Even the most thorough wash can be in vain if you don’t dry your vehicle properly. Air-drying or driving around the block a few times just isn’t going to cut it and will lead to ugly water spots. It’s also a bad idea to use abrasive towels since they can cause scratches. Instead, employ a soft chamois or terrycloth towel to dab the water off the surfaces. If you want to accelerate the process, apply a soft squeegee to your vehicle’s body.
Contrary to what is best for cars, motorcycles can actually be dried with a blower of some type, including a snow or leaf blower or a shop vac on reverse.
Washing is only the beginning. Waxing is also a crucial part of a comprehensive car- or motorcycle-care routine. It is a myth that today’s auto finishes do not need to be protected by regular waxing. The rays of the sun as well as road grime will take their toll unless a protective coat of high-quality carnauba wax is applied at least twice a year, more often if you live in harsh climates where your vehicle is exposed to road salt. Follow these guidelines to give your vehicle the extra protection it deserves:
- After you have thoroughly washed and dried your vehicle, apply a pre-wax cleaner. This product is designed to remove bug remains, water spots and any remaining wax from your last job as well as to deep clean the paint. Be sure to read and follow the manufacturer’s directions.
- Using a damp cloth or the applicator that came with the wax, apply it to your vehicle one panel at a time according to the manufacturer’s instructions. The wax will be dry in a few minutes, after which you should use a soft towel to buff it.
- While one coat is usually sufficient, you can apply a second if you want an even glossier shine. Just be sure that you allow for enough curing time between coats, usually anywhere from 12 to 48 hours.
Once a year, invest in professional detailing. At the shop, your car or motorcycle’s finish will be thoroughly cleaned. In addition, light scratches will be removed with an orbital machine. Finally, the entire surface will be buffed to a brilliant shine.
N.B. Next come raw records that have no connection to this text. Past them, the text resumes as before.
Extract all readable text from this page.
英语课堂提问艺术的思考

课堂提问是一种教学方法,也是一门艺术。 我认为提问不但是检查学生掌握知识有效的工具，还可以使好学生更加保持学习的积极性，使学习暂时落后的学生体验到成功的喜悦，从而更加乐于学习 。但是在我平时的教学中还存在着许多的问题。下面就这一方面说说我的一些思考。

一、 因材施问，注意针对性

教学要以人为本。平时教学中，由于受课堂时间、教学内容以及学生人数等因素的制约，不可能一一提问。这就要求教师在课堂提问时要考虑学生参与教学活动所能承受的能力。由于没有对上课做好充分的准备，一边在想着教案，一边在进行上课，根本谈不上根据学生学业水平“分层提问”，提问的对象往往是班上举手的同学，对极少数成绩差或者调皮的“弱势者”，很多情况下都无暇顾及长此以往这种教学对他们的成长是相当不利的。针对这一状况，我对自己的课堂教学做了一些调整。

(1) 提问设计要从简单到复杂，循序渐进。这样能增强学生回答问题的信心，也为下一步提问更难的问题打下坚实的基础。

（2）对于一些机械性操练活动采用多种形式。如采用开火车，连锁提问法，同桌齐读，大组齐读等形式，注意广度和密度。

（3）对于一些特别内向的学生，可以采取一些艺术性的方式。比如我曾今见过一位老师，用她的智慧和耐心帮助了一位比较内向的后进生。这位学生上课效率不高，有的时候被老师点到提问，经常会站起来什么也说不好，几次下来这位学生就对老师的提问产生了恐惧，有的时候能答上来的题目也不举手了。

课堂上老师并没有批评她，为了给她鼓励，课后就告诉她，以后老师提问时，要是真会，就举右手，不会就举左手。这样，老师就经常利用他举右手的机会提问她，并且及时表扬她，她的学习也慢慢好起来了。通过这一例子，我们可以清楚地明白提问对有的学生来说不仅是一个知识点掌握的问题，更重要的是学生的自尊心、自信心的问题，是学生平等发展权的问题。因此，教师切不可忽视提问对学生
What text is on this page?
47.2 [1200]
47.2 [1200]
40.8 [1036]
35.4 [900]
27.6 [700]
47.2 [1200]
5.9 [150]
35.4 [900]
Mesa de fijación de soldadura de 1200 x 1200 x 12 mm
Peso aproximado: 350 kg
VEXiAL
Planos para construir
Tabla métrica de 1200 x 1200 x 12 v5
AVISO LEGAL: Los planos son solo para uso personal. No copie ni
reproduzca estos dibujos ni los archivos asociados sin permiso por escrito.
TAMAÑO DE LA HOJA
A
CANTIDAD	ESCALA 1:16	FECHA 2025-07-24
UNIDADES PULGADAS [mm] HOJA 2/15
Whenever possible, keep your car or motorcycle out of the elements. This can be either in a garage, carport or parking structure, or you can purchase a fabric car cover to protect your vehicle.
Keep a watchful eye on your paint job. Leaving irritants such as sap, road salt, bug splatter or tar on its surfaces can corrode your paint over time and be harder to remove as days go by.
Remove dents by flattening them out with a DIY kit. These can usually be purchased for around $20 and provide an affordable way to reduce or eliminate the appearance of minor dings.
Fill in scratches. Buy car or motorcycle touch up paint and use it to cover minor chips or scratches. Generally, this type of paint dries quickly. After a couple of days, add some shine to your newly-painted area with a microfiber cloth.
You spend a lot of time in your car or on your motorcycle. Keeping it looking as close to new as possible doesn’t just send a positive message and impression to those around you. Giving your car or bike some regular tender loving care really will extend its life. In fact, it’s one of the best ways you can find to make the most of your investment.